Valuation expectations must adjust to market reality: Companies that raised at inflated pandemic-era valuations must accept significant corrections to achieve liquidity.

Growth-at-all-costs era has ended: Sustainable unit economics and paths to profitability matter more than revenue growth and user acquisition.

Consolidation is necessary but difficult: Despite obvious benefits, ego, investor complexity, and valuation gaps make mergers challenging to execute.

Timing matters in fundraising: Companies that raised at peaks face much harder paths than those who maintained valuation discipline.

Conclusion

The collapse of upGrad-Unacademy merger talks underscores the harsh realities facing India’s edtech sector as it transitions from pandemic boom to sustainable business models. Unacademy’s journey from $3.5 billion unicorn to distressed asset seeking buyers at 90% discounts tells a cautionary tale about unsustainable growth and the importance of building fundamentally sound businesses.

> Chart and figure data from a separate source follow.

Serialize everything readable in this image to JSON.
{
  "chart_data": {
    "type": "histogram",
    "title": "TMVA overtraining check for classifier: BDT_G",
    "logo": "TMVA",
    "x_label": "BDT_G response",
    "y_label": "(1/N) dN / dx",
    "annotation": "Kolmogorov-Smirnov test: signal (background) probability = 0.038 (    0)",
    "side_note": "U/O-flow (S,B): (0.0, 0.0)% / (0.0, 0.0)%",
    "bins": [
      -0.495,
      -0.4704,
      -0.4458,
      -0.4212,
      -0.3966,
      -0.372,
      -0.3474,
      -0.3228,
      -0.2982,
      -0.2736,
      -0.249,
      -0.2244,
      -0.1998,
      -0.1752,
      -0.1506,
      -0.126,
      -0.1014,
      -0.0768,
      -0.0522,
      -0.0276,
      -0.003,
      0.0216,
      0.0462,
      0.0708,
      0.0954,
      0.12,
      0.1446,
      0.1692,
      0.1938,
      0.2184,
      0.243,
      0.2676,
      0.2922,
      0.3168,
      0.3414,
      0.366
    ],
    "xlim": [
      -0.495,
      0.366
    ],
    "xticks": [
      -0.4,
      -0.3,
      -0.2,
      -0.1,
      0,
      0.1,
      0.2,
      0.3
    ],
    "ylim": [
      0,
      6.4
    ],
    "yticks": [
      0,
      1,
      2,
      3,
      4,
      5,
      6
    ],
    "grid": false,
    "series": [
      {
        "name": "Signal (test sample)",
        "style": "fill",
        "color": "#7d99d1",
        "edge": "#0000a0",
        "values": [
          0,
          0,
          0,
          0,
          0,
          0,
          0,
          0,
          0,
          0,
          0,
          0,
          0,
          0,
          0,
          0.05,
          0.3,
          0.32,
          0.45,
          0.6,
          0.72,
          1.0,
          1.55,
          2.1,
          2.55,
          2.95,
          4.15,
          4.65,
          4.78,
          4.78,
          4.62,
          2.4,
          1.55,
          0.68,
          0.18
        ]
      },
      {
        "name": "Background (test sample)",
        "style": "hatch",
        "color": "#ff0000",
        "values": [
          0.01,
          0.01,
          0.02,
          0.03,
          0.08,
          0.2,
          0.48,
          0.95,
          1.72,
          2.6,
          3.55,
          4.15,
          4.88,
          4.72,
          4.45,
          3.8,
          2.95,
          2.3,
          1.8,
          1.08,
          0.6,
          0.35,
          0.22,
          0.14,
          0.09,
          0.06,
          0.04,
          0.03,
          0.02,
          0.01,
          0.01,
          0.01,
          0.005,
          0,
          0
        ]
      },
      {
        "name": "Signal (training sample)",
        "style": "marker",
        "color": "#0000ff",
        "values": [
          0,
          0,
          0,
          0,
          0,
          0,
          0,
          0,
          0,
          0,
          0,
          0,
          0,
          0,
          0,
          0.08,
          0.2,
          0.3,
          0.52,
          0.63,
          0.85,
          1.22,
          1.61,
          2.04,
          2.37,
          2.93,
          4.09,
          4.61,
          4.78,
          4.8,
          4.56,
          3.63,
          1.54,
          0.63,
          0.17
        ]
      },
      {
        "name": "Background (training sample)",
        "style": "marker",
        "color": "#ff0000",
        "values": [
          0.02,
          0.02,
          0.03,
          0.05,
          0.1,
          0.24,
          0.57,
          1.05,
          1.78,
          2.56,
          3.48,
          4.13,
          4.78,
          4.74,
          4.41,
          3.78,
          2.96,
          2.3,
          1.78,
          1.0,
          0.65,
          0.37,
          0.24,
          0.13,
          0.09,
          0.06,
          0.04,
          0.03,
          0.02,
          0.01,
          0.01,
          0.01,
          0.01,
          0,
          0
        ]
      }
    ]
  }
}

For Unacademy, the failed acquisition means continuing to operate independently in an increasingly challenging market with dwindling options for investor exits. For upGrad, maintaining valuation discipline may prove wise as other opportunities emerge in a sector facing continued consolidation pressure.

As both companies move forward separately, their paths will provide important indicators of whether India’s edtech giants can successfully navigate the transition from venture-funded growth experiments to profitable, sustainable businesses. The answer will shape not just the edtech sector, but set precedents for how India’s startup ecosystem handles the inevitable cycle from boom to correction to maturity.